The market value of Simplify Exchange Traded is measured differently than its book value, which is the value of Simplify that is recorded on the company's balance sheet. Investors also form their own opinion of Simplify Exchange's value that differs from its market value or its book value, called intrinsic value, which is Simplify Exchange's true underlying value. Investors use various methods to calculate intrinsic value and buy a stock when its market value falls below its intrinsic value. Because Simplify Exchange's market value can be influenced by many factors that don't directly affect Simplify Exchange's underlying business (such as a pandemic or basic market pessimism), market value can vary widely from intrinsic value.

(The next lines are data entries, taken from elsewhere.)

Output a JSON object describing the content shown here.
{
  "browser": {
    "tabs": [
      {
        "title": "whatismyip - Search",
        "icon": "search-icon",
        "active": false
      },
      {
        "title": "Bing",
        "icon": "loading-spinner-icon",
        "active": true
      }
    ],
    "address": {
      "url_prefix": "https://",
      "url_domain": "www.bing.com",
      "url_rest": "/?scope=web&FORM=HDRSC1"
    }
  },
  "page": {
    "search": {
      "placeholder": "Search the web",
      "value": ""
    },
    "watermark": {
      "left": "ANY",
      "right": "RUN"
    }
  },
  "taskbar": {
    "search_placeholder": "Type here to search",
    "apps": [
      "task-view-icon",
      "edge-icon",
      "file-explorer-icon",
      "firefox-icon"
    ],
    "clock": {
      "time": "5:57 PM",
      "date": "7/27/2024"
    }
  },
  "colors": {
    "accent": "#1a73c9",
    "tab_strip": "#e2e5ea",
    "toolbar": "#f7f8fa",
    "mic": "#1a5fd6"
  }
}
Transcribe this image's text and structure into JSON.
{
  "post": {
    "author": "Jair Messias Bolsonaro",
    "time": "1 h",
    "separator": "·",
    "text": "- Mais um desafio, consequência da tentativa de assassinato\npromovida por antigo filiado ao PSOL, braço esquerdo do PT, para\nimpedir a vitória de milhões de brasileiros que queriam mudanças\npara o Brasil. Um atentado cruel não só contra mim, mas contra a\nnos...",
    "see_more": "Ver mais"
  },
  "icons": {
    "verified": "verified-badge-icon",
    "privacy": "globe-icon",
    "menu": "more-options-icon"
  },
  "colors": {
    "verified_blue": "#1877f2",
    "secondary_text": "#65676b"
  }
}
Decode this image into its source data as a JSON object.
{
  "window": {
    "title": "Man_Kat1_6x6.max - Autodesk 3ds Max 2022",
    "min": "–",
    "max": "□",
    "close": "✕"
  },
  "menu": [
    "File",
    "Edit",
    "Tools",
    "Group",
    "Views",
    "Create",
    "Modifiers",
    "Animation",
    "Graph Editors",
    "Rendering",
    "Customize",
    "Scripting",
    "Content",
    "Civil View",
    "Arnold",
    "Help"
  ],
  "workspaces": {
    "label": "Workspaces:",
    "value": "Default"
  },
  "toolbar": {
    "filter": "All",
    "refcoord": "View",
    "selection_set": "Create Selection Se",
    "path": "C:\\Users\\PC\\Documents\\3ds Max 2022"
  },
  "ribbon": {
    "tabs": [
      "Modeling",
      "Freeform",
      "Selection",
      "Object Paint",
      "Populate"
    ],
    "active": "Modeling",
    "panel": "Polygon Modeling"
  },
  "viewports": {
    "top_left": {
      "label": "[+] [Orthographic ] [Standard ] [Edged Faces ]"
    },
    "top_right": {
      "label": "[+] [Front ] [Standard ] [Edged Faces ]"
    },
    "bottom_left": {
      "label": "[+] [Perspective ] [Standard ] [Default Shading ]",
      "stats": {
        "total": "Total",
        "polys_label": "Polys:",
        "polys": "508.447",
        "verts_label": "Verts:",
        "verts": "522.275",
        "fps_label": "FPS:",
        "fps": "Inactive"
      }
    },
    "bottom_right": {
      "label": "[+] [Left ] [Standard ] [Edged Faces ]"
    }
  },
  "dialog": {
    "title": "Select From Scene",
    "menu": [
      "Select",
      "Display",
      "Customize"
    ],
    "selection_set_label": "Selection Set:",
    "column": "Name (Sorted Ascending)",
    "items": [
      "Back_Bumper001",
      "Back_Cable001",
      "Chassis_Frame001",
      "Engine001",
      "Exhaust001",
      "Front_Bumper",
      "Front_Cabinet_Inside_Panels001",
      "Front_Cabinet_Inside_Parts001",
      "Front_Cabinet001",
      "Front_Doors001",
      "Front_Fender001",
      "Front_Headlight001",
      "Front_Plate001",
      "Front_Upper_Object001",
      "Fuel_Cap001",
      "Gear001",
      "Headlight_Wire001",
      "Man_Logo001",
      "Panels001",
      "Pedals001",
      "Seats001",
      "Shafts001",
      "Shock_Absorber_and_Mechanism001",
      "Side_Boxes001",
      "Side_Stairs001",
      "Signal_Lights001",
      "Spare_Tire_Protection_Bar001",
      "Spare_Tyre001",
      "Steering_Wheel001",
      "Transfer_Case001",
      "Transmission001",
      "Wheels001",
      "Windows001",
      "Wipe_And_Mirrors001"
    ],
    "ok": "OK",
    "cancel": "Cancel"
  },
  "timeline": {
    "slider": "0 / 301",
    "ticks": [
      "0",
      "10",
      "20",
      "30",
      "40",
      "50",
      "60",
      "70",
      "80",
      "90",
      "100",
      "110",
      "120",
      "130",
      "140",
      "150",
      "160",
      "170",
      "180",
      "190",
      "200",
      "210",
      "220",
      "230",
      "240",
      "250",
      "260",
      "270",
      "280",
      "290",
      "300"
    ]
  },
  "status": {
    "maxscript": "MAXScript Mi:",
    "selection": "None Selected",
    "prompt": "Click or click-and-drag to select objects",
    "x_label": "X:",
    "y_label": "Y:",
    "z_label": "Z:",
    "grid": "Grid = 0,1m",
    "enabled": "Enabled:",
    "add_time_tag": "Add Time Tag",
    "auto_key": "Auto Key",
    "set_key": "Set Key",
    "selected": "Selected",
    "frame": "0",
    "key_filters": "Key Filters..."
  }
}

Please note, there is a significant difference between Simplify Exchange's value and its price as these two are different measures arrived at by different means. Investors typically determine if Simplify Exchange is a good investment by looking at such factors as earnings, sales, fundamental and technical indicators, competition as well as analyst projections. However, Simplify Exchange's price is the amount at which it trades on the open market and represents the number that a seller and buyer find agreeable to each party.